Some readers will be disappointed that this book does not cover certain topics, and covers others only superficially. As a partial remedy I have provided an annotated list of suggested further readings at the back of the book. A number of references on particular topics are given in the text as well. Except when I have borrowed some data or an illustration, I have not included any references merely to give credit to the originators of an idea. I am utterly unqualified to determine who deserves credit in any case. The occasional historical comments in the text are grossly oversimplified, intended to tell how things could have happened, not necessarily how they did happen.
No textbook is ever truly finished as it goes to press, and this one is no exception. Fortunately, the World-Wide Web gives authors a chance to continually provide updates. For the foreseeable future, the web site for this book will be at http://physics.weber.edu/thermal/. There you will find a variety of further information including a list of errors and corrections, platform-specific hints on solving problems requiring a computer, and additional references and links. You'll also find my e-mail address, to which you are welcome to send questions, comments, and suggestions.
It is a pleasure to thank the many people who have contributed to this project.
First there are the brilliant teachers who helped me learn thermal physics: Philip Wojak, Tom Moore, Bruce Thomas, and Michael Peskin. Tom and Michael have continued to teach me on a regular basis to this day, and I am sincerely grateful for these ongoing collaborations. In teaching thermal physics myself, I have especially depended on the insightful textbooks of Charles Kittel, Herbert Kroemer, and Keith Stowe.
As this manuscript developed, several brave colleagues helped by testing it in the classroom: Chuck Adler, Joel Cannon, Brad Carroll, Phil Fraundorf, Joseph Ganem, David Lowe, Juan Rodriguez, and Daniel Wilkins. I am indebted to each of them, and to their students, for enduring the many inconveniences of an unfinished textbook. I owe special thanks to my own students from seven years of teaching thermal physics at Grinnell College and Weber State University. I'm tempted to list all their names here, but instead let me choose just three to represent them all: Shannon Corona, Dan Dolan, and Mike Shay, whose questions pushed me to develop new approaches to important parts of the material.
Others who generously took the time to read and comment on early drafts of the manuscript were Elise Albert, W. Ariyasinghe, Charles Ebner, Alexander Fetter, Harvey Gould, Ying-Cheng Lai, Tom Moore, Robert Pelcovits, Michael Peskin, Andrew Rutenberg, Daniel Styer, and Larry Tankersley. Farhang Amiri, Lee Badger, and Adolph Yonkee provided essential feedback on individual chapters, while Colin Inglefield, Daniel Pierce, Spencer Seager, and John Sohl provided expert assistance with specific technical issues. Karen Thurber drew the magician and rabbit for Figures 1.15, 5.1, and 5.8. I am grateful to all of these individuals, and to the dozens of others who have answered questions, pointed to references, and given permission to reproduce their work.
I thank the faculty, staff, and administration of Weber State University, for providing support in a multitude of forms, and especially for creating an environment in which textbook writing is valued and encouraged.

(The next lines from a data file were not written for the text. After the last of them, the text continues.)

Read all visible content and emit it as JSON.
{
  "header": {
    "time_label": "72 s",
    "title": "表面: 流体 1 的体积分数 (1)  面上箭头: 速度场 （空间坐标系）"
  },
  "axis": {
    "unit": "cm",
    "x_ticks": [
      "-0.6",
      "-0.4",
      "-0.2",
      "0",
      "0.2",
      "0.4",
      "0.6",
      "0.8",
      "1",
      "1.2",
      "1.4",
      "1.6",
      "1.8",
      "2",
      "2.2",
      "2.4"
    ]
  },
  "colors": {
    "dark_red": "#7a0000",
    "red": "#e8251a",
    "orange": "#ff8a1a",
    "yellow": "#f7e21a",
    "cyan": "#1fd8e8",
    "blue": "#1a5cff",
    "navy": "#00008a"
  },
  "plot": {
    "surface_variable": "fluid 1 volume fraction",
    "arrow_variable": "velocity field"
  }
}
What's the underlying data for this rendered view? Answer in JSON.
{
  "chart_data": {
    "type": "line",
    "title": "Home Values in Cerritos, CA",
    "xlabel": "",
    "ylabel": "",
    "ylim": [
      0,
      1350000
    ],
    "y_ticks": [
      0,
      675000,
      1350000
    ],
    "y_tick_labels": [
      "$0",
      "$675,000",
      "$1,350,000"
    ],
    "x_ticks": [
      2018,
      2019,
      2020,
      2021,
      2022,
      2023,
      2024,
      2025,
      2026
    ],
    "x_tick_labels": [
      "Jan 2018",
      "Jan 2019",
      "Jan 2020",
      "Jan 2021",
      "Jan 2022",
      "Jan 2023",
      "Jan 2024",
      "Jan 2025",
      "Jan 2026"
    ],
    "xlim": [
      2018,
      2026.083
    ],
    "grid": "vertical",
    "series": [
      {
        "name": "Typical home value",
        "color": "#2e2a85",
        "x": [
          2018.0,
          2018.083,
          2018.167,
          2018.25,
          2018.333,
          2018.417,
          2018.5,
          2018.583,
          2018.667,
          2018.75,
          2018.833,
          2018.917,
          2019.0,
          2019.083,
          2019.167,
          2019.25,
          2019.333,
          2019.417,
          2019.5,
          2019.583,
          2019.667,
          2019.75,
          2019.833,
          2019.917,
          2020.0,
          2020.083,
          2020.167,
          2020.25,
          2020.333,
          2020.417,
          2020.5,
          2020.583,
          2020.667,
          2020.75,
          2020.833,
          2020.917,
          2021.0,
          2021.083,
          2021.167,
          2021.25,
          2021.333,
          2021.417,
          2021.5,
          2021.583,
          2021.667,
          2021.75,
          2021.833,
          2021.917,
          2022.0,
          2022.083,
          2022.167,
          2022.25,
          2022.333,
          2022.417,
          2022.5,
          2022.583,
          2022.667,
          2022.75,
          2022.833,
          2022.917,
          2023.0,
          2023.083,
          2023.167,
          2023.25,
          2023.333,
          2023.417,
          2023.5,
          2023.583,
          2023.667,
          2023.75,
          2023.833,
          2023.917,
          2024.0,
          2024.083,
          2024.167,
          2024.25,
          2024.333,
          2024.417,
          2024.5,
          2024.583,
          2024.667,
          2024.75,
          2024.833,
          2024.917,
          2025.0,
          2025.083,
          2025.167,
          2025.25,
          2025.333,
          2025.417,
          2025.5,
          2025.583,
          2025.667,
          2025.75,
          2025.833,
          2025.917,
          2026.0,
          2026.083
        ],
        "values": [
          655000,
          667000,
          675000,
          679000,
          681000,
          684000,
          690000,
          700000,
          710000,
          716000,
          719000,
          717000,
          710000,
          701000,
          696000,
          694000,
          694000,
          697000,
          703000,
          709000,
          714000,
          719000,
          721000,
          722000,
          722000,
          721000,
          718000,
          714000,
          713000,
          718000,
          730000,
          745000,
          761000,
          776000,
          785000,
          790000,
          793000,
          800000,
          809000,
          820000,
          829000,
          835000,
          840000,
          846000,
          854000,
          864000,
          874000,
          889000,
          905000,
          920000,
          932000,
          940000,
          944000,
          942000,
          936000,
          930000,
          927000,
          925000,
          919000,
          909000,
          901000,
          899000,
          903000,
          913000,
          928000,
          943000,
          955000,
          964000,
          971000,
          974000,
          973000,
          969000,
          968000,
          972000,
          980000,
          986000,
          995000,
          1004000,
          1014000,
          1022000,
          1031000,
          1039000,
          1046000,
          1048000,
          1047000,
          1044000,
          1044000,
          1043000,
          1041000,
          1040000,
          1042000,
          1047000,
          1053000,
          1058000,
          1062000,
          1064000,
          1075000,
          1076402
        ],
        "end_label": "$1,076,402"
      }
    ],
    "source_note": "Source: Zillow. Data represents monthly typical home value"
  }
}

It has been a pleasure to work with my editorial team at Addison Wesley Longman, especially Sami Iwata, whose confidence in this project has always exceeded my own, and Joan Marsh and Lisa Weber, whose expert advice has improved the appearance of every page.
In the space where most authors thank their immediate families, I would like to thank my family of friends, especially Deb, Jock, John, Lyall, Satoko, and Suzanne. Their encouragement and patience have been unlimited.